Since September 2020, hundreds of unaccompanied young people arriving in Kent have been detained by the Home Secretary for the purposes of carrying out a truncated age assessment on them. This was a result of Kent County Council refusing to provide newly arrived unaccompanied young people statutory care as required under the Children Act 1989. The Home Secretary hastily published the Kent Intake Unit (“KIU”) Social Worker Guidance for the detention and processing newly arrived young people through an age assessment process where the Home Secretary cannot be sure that the young person is not a child but an adult. This guidance was issued without consultation with stakeholders. Hundreds of children were subject to this guidance and age disputed under a truncated process that operated without observing basic fairness or providing young people with an appropriate adult.

Today, 19 January 2022, the High Court handed down judgment in R (MA and HT) v Secretary of State for the Home Department [2022] EHWC 98 (Admin), finding (at [17]) that “the Guidance in its current form, and the age assessments carried out in relation to the Claimants, were not lawful in the particular respects I have identified; and that if and insofar as the Claimants’ detention was lengthened for the purposes of carrying out those assessments, it was unlawful.”

MA and HT challenged the KIU Social Worker Guidance on grounds that it was unlawful and in breach of section 55 of the Borders Citizenship and Immigration Act 2009 for requiring age assessments to be conducted in immigration detention shortly after the young person arrives in the UK, and for directing social workers only to carry out truncated age assessments (lasting no more than an hour) in a process that derogates from well-established procedural safeguards, described in short-hand as a Merton principles which the Claimants argued were required. The KIU Social Worker Guidance, formulated and operated in this way, was incompatible with the Home Secretary’s own carefully calibrated policies on handling age disputes which bans the detention of young people who require an age assessment.

The claimants argued that subjecting them to an age assessment in detention under an unlawful policy was itself unlawful. Further, the outcome that they were adults, in reliance on an unlawful policy, was unlawful and their detention for the purposes of subjecting them to an age assessment was unlawful.

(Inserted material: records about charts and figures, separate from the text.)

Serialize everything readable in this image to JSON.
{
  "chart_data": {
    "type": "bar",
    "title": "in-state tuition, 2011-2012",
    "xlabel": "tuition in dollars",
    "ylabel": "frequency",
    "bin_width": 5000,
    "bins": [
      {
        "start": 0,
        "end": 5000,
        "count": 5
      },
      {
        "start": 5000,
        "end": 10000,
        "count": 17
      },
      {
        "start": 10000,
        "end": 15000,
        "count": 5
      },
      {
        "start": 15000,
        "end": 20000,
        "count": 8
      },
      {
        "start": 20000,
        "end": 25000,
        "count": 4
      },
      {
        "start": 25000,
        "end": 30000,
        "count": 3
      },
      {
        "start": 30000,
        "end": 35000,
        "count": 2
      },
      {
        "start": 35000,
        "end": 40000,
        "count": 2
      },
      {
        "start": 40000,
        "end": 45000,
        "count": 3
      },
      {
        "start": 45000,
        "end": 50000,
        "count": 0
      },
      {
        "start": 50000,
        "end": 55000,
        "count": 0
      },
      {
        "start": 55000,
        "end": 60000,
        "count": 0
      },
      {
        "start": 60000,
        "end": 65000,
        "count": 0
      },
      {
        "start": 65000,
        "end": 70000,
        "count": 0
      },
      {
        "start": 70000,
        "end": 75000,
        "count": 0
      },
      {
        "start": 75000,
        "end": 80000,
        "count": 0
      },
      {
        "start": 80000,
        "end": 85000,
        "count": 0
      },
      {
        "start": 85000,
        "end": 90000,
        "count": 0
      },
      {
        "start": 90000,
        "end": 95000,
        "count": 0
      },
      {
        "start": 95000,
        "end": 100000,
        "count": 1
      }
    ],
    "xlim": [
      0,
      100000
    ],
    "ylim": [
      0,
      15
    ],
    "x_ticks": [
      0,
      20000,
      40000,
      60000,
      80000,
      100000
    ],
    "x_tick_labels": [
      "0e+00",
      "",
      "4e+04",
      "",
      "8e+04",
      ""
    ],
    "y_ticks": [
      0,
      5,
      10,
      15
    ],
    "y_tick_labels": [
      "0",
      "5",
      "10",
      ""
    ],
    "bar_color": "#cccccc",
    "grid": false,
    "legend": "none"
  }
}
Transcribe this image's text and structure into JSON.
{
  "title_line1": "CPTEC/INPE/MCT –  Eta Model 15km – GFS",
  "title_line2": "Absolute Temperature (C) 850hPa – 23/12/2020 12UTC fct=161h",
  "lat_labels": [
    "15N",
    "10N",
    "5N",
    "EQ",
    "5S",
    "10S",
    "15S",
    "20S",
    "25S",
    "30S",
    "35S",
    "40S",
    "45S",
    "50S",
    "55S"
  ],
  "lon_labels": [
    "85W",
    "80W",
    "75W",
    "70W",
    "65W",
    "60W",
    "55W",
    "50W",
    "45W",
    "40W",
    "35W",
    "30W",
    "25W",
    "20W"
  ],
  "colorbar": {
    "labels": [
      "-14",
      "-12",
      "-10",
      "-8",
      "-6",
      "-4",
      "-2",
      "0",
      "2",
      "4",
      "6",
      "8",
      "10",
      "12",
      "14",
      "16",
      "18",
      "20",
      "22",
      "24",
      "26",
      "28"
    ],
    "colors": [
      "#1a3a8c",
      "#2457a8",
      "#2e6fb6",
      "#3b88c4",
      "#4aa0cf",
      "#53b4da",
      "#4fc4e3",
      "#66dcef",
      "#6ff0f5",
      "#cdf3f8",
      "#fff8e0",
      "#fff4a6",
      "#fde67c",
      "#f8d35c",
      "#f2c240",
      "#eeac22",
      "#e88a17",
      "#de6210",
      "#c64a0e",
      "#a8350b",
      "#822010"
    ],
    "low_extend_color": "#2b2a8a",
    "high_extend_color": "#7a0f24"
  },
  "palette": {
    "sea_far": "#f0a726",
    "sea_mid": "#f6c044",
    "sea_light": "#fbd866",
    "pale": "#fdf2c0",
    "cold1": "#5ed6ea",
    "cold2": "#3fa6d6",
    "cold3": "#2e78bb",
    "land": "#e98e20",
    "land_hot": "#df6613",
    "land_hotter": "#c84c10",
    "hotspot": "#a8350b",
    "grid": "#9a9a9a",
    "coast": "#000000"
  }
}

The Home Secretary conceded that there were procedural irregularities in the way the Guidance was applied to MA and HT but denied that it was unlawful to detain them pending an age assessment or to operate guidance at the KIU which conflicted with the Home Secretary’s established age assessment policies. In particular, the Home Secretary denied that the truncated detained age assessment process was unlawful for not failing to provide the young person with an appropriate adult or give him a fair opportunity to know the matters taken against him in respect of his age.

In a careful and considered judgment, Mr. Justice Henshaw reviewed 20 years of jurisprudence on the principles of a lawful age assessment and held that

  • where the Home Secretary decides that an age assessment is required to resolve a young person’s age, that assessment must adhere to established procedural safeguards, in particular the provision of an appropriate adult and affording the young person a fair opportunity to know the reasons for the age dispute and provide clarification before a final decision is made.

  • the truncated nature of the age assessment “virtually precludes” any fair procedure. An initial assessment, conducted directly after a young person arrives in the UK, is inconsistent with established principles of age assessments if the child is not afforded the benefit of the doubt pending assessment, is denied an appropriate adult and not afforded an opportunity to know the reasons for the dispute and to provide clarification and further information before a final decision on their age.

  • detaining young people for the purposes of an age assessment was not lawful.

On 14 January 2022, in advance of the hand-down of this judgment, the Home Secretary withdrew the KIU Social Worker Guidance.

For a more in-depth analysis of the judgment, please see here.

Shu Shin Luh and Antonia Benfield acted for the claimants who had litigation friends from the Refugee Council. They were instructed by Martin Bridger and Ella Royle of Instalaw.  They are members of Doughty Street’s Public LawCommunity Care and Immigration Detention teams and the Children’s Rights Group. They have appeared in many of the leading judgments pertaining to the rights of unaccompanied children and young people. Shu Shin is the deputy team leader for the Children’s Rights Group.